Here we see the traditional raisin receipt, dating back to 1946.

Courtesy of the University of St Andrews Library: ms38585-1-C-11-11 
Courtesy of the University of St Andrews Library: ms38585-1-C-11-11

Raisin Monday in 1954, the bejants with their parents.

Courtesy of the University of St Andrews Library:GMC-20-11-5 
Courtesy of the University of St Andrews Library:GMC-20-11-5

Over the years, Raisin Monday has become an incredible display of fancy-dress, with the creativity of attire never ceasing to amaze. This photo from 1971 shows the beginnings of this element of Raisin.

Courtesy of the University of St Andrews Library: AGC-51-60
Courtesy of the University of St Andrews Library: AGC-51-60

Two Tunnock’s Caramel Wafers, ready for the Quad in 1999

Courtesy of the University of St Andrews Library: PGA-7-51 
Courtesy of the University of St Andrews Library: PGA-7-51

Over the years, the foam fight has become a quintessential component of Raisin Monday, as this photo from 2012 shows.

Credit: University of St Andrews
Credit: University of St Andrews

2017 saw the Loch Ness Monster take a trip to the foam fight

Credit: University of St Andrews
Credit: University of St Andrews

This year, costumes and Raisin Receipts were bigger and more impressive than ever.

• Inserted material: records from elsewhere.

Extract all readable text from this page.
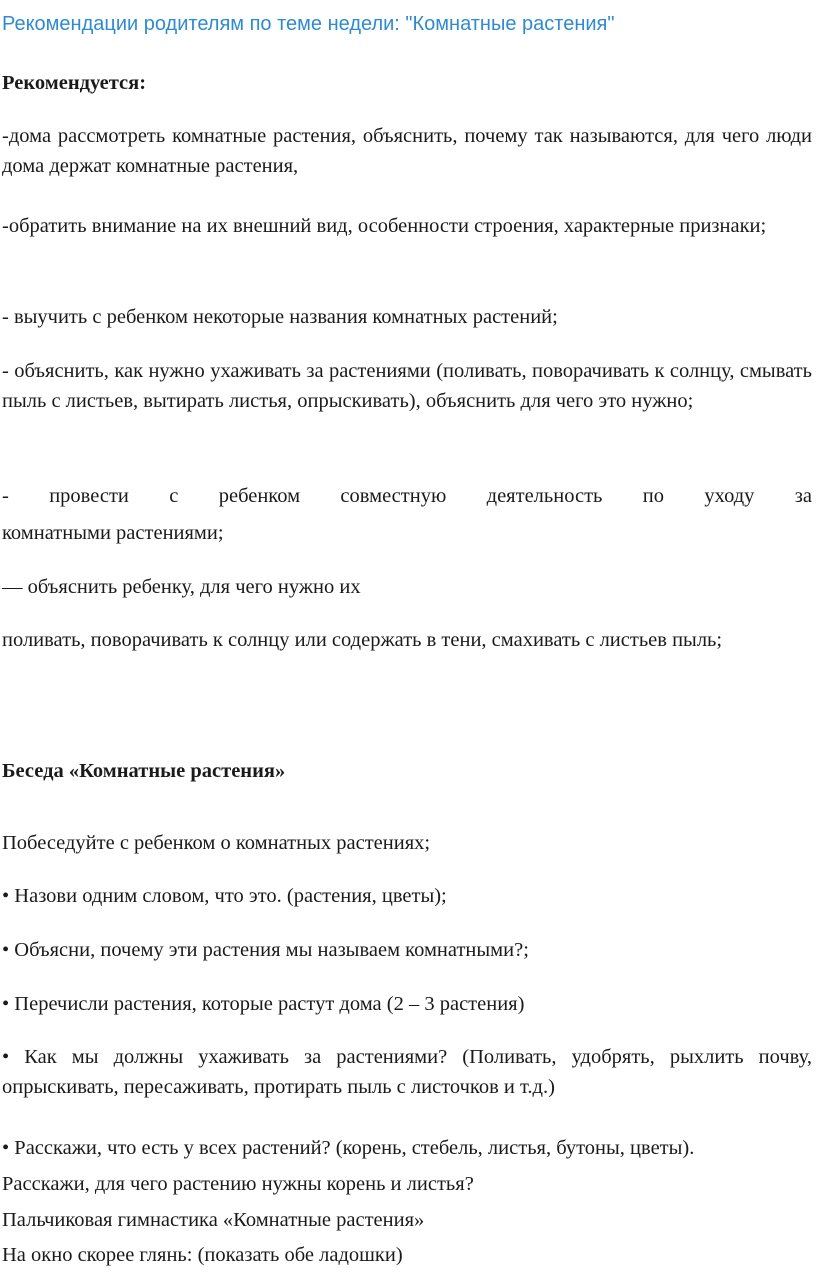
Рекомендации родителям по теме недели: "Комнатные растения"

Рекомендуется:

-дома рассмотреть комнатные растения, объяснить, почему так называются, для чего люди дома держат комнатные растения,

-обратить внимание на их внешний вид, особенности строения, характерные признаки;

- выучить с ребенком некоторые названия комнатных растений;

- объяснить, как нужно ухаживать за растениями (поливать, поворачивать к солнцу, смывать пыль с листьев, вытирать листья, опрыскивать), объяснить для чего это нужно;

- провести с ребенком совместную деятельность по уходу за

комнатными растениями;

— объяснить ребенку, для чего нужно их

поливать, поворачивать к солнцу или содержать в тени, смахивать с листьев пыль;

Беседа «Комнатные растения»

Побеседуйте с ребенком о комнатных растениях;

• Назови одним словом, что это. (растения, цветы);

• Объясни, почему эти растения мы называем комнатными?;

• Перечисли растения, которые растут дома (2 – 3 растения)

• Как мы должны ухаживать за растениями? (Поливать, удобрять, рыхлить почву, опрыскивать, пересаживать, протирать пыль с листочков и т.д.)

• Расскажи, что есть у всех растений? (корень, стебель, листья, бутоны, цветы).

Расскажи, для чего растению нужны корень и листья?

Пальчиковая гимнастика «Комнатные растения»

На окно скорее глянь: (показать обе ладошки)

Credit: University of St Andrews
Credit: University of St Andrews

The University of St Andrews is well known for upholding century-old traditions, no matter how bizarre they may appear to the outside world.  Raisin weekend is no exception.  The University’s alumni will surely remember their Raisin weekend and the chaotic hilarity they shared with their academic family, one bizarre weekend in an autumnal St Andrews.